非实数

原文

A while ago, I posted an article about the 19th and early 20th century quest to derive mathematics from the principles of formal logic. We kicked off with Peano arithmetic, which built natural numbers from two ad-hoc constructs: an element representing zero and an abstract “successor” function S(…).

Later, we leaned on set theory to encode the underlying structure of these symbols. This netted us a hierarchy of set-theoretic natural numbers known as ordinals. It also led to an interesting insight: if we allowed the existence of infinite sets, then the set of all natural numbers (ℕ) itself had the structure of an ordinal. In the article, we labeled this infinite number ω and demonstrated that it could be manipulated using the same arithmetic rules as finite numbers, but that it sometimes behaved in wacky ways. For example, we established that ω + 1 ≠ 1 + ω.

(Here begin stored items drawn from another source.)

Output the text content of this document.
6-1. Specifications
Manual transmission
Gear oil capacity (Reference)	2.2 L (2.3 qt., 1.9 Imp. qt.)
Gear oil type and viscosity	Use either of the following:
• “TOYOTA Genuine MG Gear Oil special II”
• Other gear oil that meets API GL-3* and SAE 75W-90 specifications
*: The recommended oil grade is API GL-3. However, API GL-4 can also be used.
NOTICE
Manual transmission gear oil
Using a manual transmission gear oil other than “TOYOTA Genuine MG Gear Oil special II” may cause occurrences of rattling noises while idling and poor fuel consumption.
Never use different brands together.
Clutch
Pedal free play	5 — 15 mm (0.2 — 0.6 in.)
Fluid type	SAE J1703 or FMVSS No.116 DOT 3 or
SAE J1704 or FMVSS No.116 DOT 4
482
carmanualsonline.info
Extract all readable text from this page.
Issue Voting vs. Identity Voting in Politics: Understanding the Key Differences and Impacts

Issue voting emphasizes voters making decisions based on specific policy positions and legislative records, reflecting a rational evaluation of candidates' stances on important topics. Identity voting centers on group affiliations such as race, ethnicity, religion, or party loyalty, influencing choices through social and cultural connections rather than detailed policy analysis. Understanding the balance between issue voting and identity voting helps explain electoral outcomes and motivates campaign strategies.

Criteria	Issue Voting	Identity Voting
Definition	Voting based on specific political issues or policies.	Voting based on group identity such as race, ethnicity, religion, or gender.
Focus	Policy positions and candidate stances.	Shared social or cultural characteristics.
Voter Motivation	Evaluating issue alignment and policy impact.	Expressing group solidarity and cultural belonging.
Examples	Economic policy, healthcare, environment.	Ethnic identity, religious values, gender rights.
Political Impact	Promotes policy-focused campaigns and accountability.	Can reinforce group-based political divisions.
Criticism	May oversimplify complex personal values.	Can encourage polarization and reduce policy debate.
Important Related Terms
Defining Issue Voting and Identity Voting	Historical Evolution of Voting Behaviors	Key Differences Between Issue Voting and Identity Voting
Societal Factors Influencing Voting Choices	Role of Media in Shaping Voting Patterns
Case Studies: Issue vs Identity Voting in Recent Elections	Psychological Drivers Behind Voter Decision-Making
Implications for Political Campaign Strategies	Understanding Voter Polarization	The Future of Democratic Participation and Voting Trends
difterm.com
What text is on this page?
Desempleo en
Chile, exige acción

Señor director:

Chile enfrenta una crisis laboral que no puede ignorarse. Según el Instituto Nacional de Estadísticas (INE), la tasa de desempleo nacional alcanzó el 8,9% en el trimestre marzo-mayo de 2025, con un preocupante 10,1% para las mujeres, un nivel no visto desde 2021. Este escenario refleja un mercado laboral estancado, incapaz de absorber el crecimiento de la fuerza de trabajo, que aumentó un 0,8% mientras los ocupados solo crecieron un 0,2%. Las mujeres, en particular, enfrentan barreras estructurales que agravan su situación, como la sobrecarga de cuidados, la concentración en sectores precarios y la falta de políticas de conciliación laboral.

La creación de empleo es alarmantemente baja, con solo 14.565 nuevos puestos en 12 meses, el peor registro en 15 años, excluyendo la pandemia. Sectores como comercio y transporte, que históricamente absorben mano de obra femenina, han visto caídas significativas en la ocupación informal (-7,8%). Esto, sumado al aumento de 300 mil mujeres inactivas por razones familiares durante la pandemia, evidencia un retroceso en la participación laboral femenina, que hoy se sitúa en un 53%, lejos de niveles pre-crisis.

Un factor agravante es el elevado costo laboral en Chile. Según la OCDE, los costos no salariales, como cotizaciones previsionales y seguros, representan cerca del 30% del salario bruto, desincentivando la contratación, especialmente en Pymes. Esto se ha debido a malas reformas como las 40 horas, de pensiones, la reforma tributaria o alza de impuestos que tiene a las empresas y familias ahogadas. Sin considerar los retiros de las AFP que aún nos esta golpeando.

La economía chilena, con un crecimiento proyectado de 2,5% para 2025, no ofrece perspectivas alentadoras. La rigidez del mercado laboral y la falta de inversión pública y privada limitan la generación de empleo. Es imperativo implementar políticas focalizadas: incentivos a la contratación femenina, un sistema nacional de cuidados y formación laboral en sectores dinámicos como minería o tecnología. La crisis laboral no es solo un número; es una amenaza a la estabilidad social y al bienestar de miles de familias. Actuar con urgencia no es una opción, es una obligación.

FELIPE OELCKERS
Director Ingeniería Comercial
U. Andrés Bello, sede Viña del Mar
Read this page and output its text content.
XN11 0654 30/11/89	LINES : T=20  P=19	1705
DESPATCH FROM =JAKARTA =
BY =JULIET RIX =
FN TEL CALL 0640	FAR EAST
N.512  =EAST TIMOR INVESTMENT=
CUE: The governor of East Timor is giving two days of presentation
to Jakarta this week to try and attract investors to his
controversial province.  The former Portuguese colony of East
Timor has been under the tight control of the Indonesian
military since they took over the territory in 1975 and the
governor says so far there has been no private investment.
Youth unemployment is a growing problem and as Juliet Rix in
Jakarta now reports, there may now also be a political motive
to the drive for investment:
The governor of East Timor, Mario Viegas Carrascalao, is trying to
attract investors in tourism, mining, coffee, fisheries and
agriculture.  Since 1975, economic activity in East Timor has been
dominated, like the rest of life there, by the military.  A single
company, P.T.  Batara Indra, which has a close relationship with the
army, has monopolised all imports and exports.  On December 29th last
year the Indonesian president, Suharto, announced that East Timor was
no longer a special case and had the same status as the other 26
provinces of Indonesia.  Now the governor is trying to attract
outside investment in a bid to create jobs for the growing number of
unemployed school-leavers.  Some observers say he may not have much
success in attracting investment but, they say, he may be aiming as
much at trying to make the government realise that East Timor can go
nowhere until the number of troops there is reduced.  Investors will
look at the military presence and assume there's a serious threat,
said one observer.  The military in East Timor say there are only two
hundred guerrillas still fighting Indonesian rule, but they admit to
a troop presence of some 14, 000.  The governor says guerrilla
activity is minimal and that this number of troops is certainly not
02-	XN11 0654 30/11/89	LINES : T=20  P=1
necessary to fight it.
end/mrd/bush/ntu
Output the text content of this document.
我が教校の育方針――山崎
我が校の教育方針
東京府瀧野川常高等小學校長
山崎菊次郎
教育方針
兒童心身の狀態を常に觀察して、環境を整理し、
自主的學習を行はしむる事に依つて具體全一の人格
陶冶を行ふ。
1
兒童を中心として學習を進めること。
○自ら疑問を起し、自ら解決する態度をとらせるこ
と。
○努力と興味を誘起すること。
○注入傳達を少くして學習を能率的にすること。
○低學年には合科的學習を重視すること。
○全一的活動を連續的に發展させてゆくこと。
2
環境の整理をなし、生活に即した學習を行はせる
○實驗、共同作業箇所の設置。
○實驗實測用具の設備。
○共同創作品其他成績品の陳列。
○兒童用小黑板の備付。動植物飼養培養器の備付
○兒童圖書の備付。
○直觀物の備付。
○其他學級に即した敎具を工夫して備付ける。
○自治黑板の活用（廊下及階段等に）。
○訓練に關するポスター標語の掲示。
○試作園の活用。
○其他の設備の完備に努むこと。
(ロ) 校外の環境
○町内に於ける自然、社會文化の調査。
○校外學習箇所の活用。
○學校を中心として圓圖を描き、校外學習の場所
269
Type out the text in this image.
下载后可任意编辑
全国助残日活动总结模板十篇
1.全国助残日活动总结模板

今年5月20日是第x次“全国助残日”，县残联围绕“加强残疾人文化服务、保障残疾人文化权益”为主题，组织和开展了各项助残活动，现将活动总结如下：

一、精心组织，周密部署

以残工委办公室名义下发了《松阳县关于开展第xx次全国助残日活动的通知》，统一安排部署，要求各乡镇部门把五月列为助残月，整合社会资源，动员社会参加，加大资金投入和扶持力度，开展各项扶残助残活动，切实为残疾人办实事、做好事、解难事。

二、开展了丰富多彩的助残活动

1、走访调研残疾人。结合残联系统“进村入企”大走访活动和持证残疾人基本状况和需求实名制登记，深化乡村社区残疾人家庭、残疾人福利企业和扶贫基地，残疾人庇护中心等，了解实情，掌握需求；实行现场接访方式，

We also touched on various methods of reasoning about the magnitude of ordinals and showed that these approaches diverge from each other in the realm of infinities. In particular, we talked about Georg Cantor’s notion of cardinality, which put many distinct infinite ordinals in the same size class, but indicated that there’s a fundamental difference in scale between the set of natural numbers and the set of reals (ℝ).

If you haven’t read the article but are intrigued, I strongly encourage you to give it a go (link). I think it’s an excellent and accessible introduction; if you need an endorsement, the brain trust over at HN called it “watered down” and “slop”.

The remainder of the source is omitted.